The ancient Chinese custom of foot binding that reflected Chinese ideas of the time about feminine beauty, virtue, and social status caused severe life-long disability and pain for millions of women. Women’s feet were made small using bandages to break and bend the toes under the sole, increasing the arch to an extreme so that the toes and heel were brought as close together as possible. The ideal foot was the three-inch golden lotus. Female relations crippled young girls, to make them more attractive to future husbands. The girls had to live the rest of their lives in pain simply to please men who decreed that a Chinese woman with “big feet” was ugly.
The modern fixation with physically delicate women, easy to dominate, is best played out in the equally punishing but fashionable high-heeled shoes. A woman tottering on pinpointed high-heels looks invitingly weak, just like the Chinese woman with bound feet did. It doesn’t matter if she is the head of a government; it is fashionable to restrict her.
Equally, cut women are an appropriate symbol of their restricted lives. They don’t have much control over their bodies or their destinies, and for the most part, depend on men for their well-being and happiness.

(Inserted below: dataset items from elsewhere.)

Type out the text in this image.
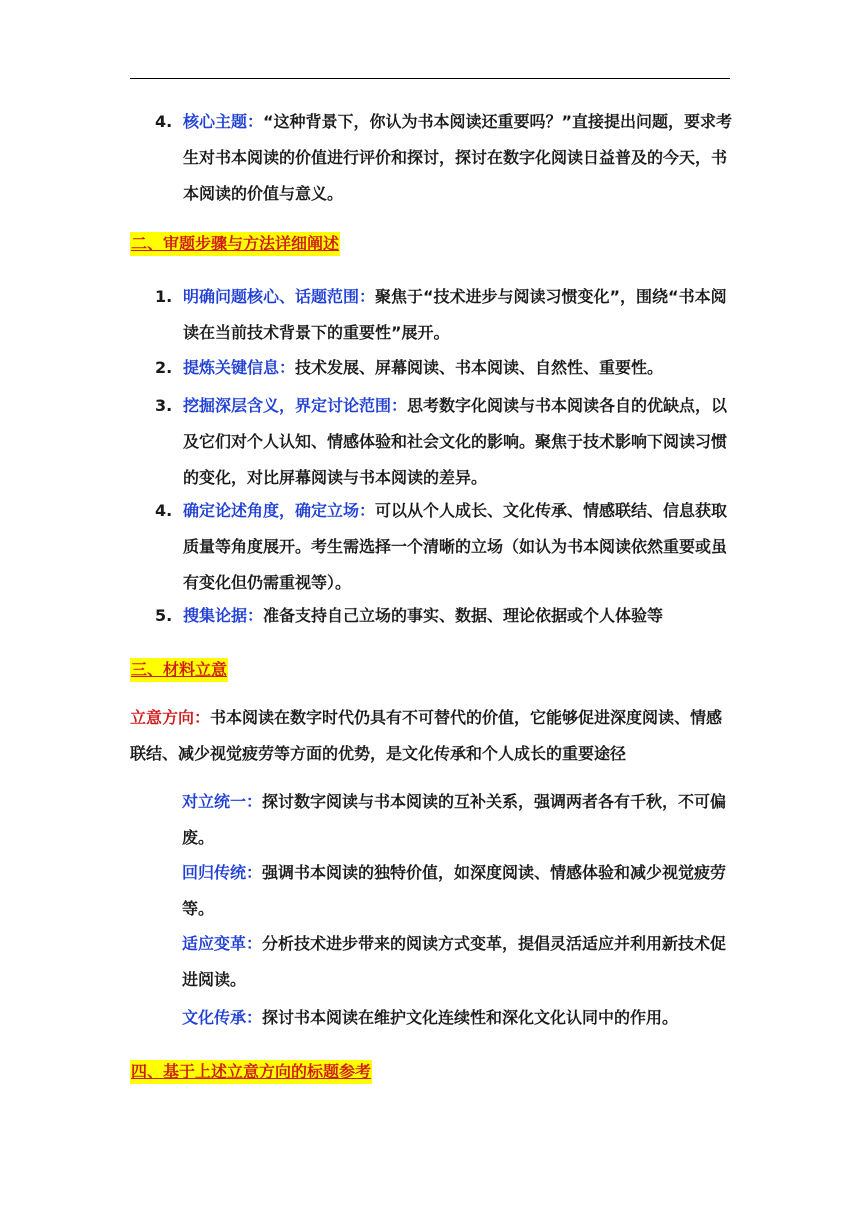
4. 核心主题：“这种背景下，你认为书本阅读还重要吗？”直接提出问题，要求考生对书本阅读的价值进行评价和探讨，探讨在数字化阅读日益普及的今天，书本阅读的价值与意义。
二、审题步骤与方法详细阐述
1. 明确问题核心、话题范围：聚焦于“技术进步与阅读习惯变化”，围绕“书本阅读在当前技术背景下的重要性”展开。
2. 提炼关键信息：技术发展、屏幕阅读、书本阅读、自然性、重要性。
3. 挖掘深层含义，界定讨论范围：思考数字化阅读与书本阅读各自的优缺点，以及它们对个人认知、情感体验和社会文化的影响。聚焦于技术影响下阅读习惯的变化，对比屏幕阅读与书本阅读的差异。
4. 确定论述角度，确定立场：可以从个人成长、文化传承、情感联结、信息获取质量等角度展开。考生需选择一个清晰的立场（如认为书本阅读依然重要或虽有变化但仍需重视等）。
5. 搜集论据：准备支持自己立场的事实、数据、理论依据或个人体验等
三、材料立意
立意方向：书本阅读在数字时代仍具有不可替代的价值，它能够促进深度阅读、情感联结、减少视觉疲劳等方面的优势，是文化传承和个人成长的重要途径
对立统一：探讨数字阅读与书本阅读的互补关系，强调两者各有千秋，不可偏废。
回归传统：强调书本阅读的独特价值，如深度阅读、情感体验和减少视觉疲劳等。
适应变革：分析技术进步带来的阅读方式变革，提倡灵活适应并利用新技术促进阅读。
文化传承：探讨书本阅读在维护文化连续性和深化文化认同中的作用。
四、基于上述立意方向的标题参考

Eradicating female circumcision will involve more than screaming that it is a harmful practice; we have to change those societies’ deeply-ingrained sentiments regarding the woman. And it is the men, in whose pleasure these atrocities are usually carried out, who hold the key.
Though the cut is entirely a woman’s matter, performed on girls and young women by other females, it is a self-enforcing convention of the men’s subjugation of their women. That’s why it persists despite modernization, public education, and legal prohibition.

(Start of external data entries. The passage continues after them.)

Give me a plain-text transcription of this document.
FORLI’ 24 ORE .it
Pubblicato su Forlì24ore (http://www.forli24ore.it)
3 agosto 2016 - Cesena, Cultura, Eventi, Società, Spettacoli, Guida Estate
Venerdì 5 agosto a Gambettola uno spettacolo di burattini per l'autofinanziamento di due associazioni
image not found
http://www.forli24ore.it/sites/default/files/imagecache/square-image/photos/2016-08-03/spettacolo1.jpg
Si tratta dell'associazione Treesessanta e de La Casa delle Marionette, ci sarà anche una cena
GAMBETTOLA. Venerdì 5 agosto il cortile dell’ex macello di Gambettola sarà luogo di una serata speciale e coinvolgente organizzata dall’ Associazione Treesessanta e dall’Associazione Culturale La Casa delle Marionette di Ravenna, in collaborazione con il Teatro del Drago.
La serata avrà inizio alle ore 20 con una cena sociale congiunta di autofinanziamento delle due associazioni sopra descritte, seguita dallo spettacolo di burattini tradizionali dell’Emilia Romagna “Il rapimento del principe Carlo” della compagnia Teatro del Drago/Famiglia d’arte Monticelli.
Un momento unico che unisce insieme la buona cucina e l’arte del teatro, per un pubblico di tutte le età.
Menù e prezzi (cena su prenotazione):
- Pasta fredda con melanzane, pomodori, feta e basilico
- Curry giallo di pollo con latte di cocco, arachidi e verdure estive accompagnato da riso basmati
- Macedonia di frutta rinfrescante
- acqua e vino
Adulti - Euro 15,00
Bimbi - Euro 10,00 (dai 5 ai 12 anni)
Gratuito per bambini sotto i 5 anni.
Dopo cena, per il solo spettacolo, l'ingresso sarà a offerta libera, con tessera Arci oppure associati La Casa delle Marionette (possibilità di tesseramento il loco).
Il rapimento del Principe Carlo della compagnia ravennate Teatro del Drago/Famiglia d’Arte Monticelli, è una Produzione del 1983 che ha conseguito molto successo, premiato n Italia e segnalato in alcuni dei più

It may be worthwhile studying how foot binding in China was ended in a single generation. Scholars say it took much more than laws and protests. First, there was the end of imperial dynasties in 1911. Then in 1915 the new Chinese government outlawed the practice and sent inspectors to enforce the law through monetary fines to offenders. This was backed up by forming associations of parents who pledged not to foot-bind their daughters nor let their sons marry foot bound women.
Could a similar combination of progressive politics, social campaigns and enforced law help end the scourge of circumcising women?